The intriguing missive came via e-mail: "The Absynth Quintet cordially invites you to the first annual Dark Crystal Voyage Ball. Come celebrate as the band provides a spontaneous soundtrack to two of the greatest movies ever made: the animated epic The Dark Crystal, directed by Jim Henson and Frank Oz, and cult surf classic The Crystal Voyager by George Greenough. Celebratory attire encouraged." It goes on to say that the event is Saturday, Dec. 8, at Trinidad Town Hall and it's a benefit for Northcoast Environmental Center, which is cool.
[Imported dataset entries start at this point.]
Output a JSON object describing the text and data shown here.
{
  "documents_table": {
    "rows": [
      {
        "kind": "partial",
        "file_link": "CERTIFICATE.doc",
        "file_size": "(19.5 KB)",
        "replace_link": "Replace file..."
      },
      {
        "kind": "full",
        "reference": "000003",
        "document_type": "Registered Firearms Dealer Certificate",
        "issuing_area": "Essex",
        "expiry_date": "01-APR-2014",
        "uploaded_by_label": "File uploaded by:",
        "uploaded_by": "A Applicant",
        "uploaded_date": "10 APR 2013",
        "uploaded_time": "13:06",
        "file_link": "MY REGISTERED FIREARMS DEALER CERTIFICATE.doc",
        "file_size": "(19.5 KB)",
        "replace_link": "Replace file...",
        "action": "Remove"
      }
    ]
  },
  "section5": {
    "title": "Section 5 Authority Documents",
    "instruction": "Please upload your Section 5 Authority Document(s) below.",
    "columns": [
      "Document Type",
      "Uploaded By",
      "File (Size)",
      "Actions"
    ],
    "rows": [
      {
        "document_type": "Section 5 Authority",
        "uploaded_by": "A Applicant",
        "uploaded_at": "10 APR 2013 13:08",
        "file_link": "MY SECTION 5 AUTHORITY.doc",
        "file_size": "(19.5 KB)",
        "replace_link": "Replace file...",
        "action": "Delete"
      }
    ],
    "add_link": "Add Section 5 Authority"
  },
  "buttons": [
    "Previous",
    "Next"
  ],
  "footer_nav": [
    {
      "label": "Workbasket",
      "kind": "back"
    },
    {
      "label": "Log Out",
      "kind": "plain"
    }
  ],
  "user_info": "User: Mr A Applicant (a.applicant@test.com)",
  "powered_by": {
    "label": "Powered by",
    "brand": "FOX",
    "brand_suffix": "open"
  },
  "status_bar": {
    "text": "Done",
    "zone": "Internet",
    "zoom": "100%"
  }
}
I don't know if I agree on those being two of the greatest movies ever, but it sounds like fun in a Dark Side of the Moon/Wizard of Oz sort of vein.
Speaking of Oz, Circus Oz, coming to the Van Duzer for two shows Sunday Dec. 9, sounds different, with what seems to be a Burning Man/neo-circus feel that fits right in with certain scenes emerging locally. The cast is already in town, so listen for those Aussie accents and ask questions.
Ready for some honky tonk action? Wayne "The Train" Hancock, allegedly the "world's finest purveyor of juke joint swing," returns to town Monday for a show at the Jambalaya with local honky tonk heroes Rooster McClintock. (You can also catch Rooster at the Alibi Saturday night.)
And last but not least we have a visit from a presidential nominee, perhaps the only one we'll receive. (Dennis Kucinich is coming as near as Ukiah, but not here.) Dr. Jared Ball, a Green Party nominee for president in 2008, will speak at HSU's Kate Buchanan Room Wednesday, Dec. 12. Why is this in the Hum? He's coming with the "Jared Ball 4 Green Party President California Outreach and Unity Tour" which also features rapper Head-Roc, aka the DC Mayor of hip hop. Can the other candidates top that?